The click of her boots faded into the night. It was a sorrowful sound, as funereal as the steady knell of a kettle drum. After the last beat stilled, he squared off on Matthew. “I’m sorry for Rebecca.”
“Me too,” the boy said with both meaning and misery.
The moment was tricky. He could let things stand as they were—ambiguous with latitude for escape—or he could raise the heat. Although challenging the boy might pitch him skittering like a cockroach for the nearest cavity, it was a risk he was willing to take. “Tell me something. What were you thinking when you mugged me?”
The boy searched the concrete for an answer. “I wasn’t thinking,” he said, his utterance more mumblage than articulate speech. “I was acting on my gut.”
As if the city were eavesdropping, Tony gripped Matthew by the shoulders and drew him in, speaking privately, his mouth to the boy’s ear. “Well, your gut has shit for brains.” Although the reference irked enough to cower the boy’s head, Tony hauled him in for a less strident spur. “Don’t be a dope.”
Matthew smiled sheepishly, reached into his pocket, and fished out the switchblade. He then reached for Tony’s wrist and slapped the unopened knife into his palm. “Thank you, sir.
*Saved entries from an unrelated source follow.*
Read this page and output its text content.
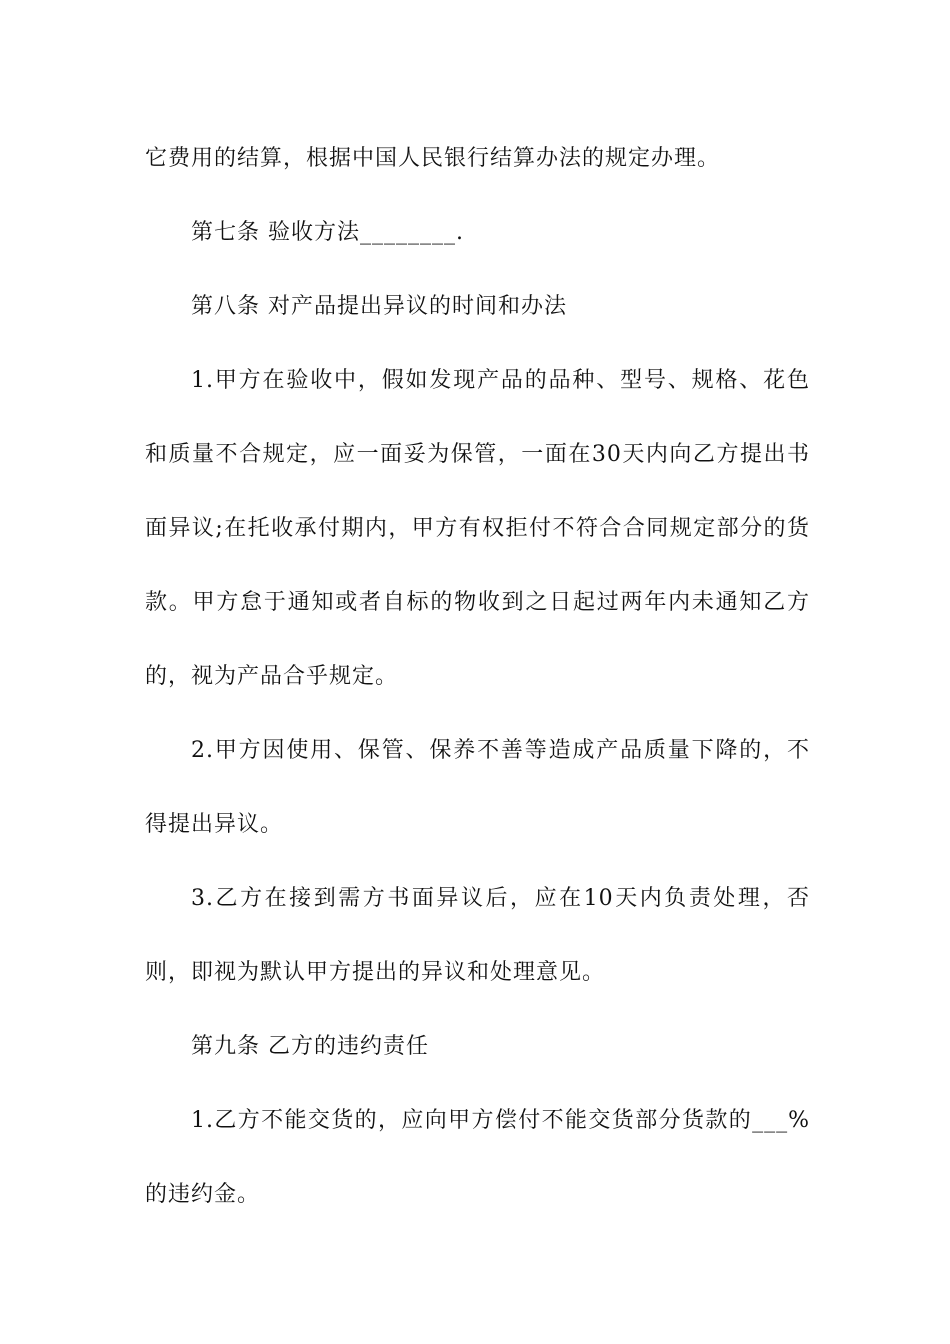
它费用的结算，根据中国人民银行结算办法的规定办理。

第七条 验收方法________.

第八条 对产品提出异议的时间和办法

1.甲方在验收中，假如发现产品的品种、型号、规格、花色和质量不合规定，应一面妥为保管，一面在30天内向乙方提出书面异议;在托收承付期内，甲方有权拒付不符合合同规定部分的货款。甲方怠于通知或者自标的物收到之日起过两年内未通知乙方的，视为产品合乎规定。

2.甲方因使用、保管、保养不善等造成产品质量下降的，不得提出异议。

3.乙方在接到需方书面异议后，应在10天内负责处理，否则，即视为默认甲方提出的异议和处理意见。

第九条 乙方的违约责任

1.乙方不能交货的，应向甲方偿付不能交货部分货款的___%的违约金。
I’ll remember you.”
Although he tried to be army-resolute, Tony’s belly jostled in sympathy with the boy’s response. “I guess this is it,” he said, extending his hand.
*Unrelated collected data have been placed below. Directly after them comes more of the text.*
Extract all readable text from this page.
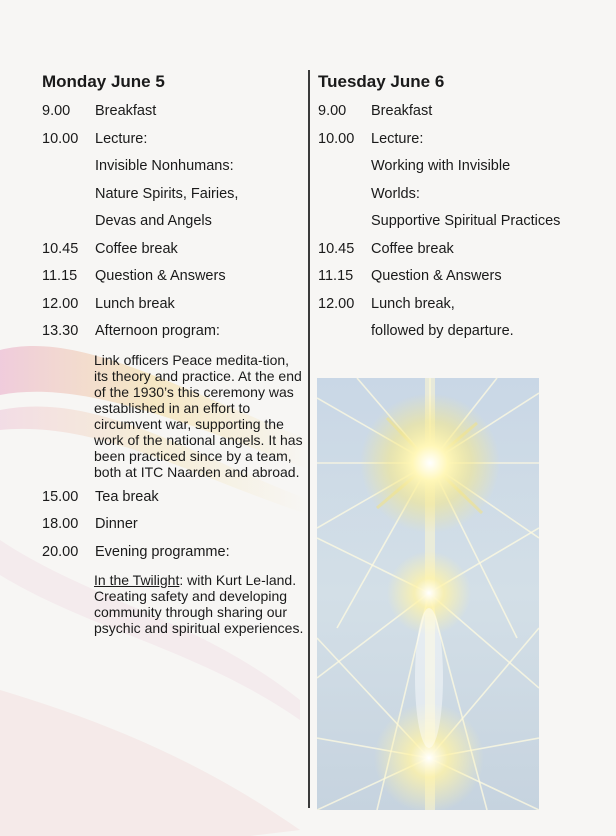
Monday June 5
9.00	Breakfast
10.00	Lecture:
Invisible Nonhumans:
Nature Spirits, Fairies,
Devas and Angels
10.45	Coffee break
11.15	Question & Answers
12.00	Lunch break
13.30	Afternoon program:
Link officers Peace medita-tion, its theory and practice. At the end of the 1930’s this ceremony was established in an effort to circumvent war, supporting the work of the national angels. It has been practiced since by a team, both at ITC Naarden and abroad.
15.00	Tea break
18.00	Dinner
20.00	Evening programme:
In the Twilight: with Kurt Le-land. Creating safety and developing community through sharing our psychic and spiritual experiences.
Tuesday June 6
9.00	Breakfast
10.00	Lecture:
Working with Invisible
Worlds:
Supportive Spiritual Practices
10.45	Coffee break
11.15	Question & Answers
12.00	Lunch break,
followed by departure.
The boy stared at the open palm for an instant. He swiped his hand on his shirt and shook.
Tony grabbed his gig bag and retrieved the revolver. “You know I can’t give you this,” he said, pointing the handgun at the sky.
“Yeah, I know. Don’t want it anyway.”
“Good choice.” He tucked the gun into the small of his back. “Okay. Go home and get some rest. You’ve got a big day tomorrow.”
“Yeah.”
Tipping his head in what was either respect or weariness, Matthew turned and lumbered east into the shadows, flexing his shoulder and elbow.
Tony delayed walking home even though it was up the lane and across the street. Sheathed in a film of sweat from the sodden air and donnybrook, he leaned against a brick wall and billowed his dress shirt. The city was so still it seemed to be holding its breath.
As the coiled tendrils of fog churned toward other dark city rifts, the receding mist silvered the streets and sidewalks, leaving them shimmering under the streetlamps. He inhaled the perfume of dust and spritz, the scent triggering a familiar ache that weighed heavily: the haunting memory of soldiers slain before their time.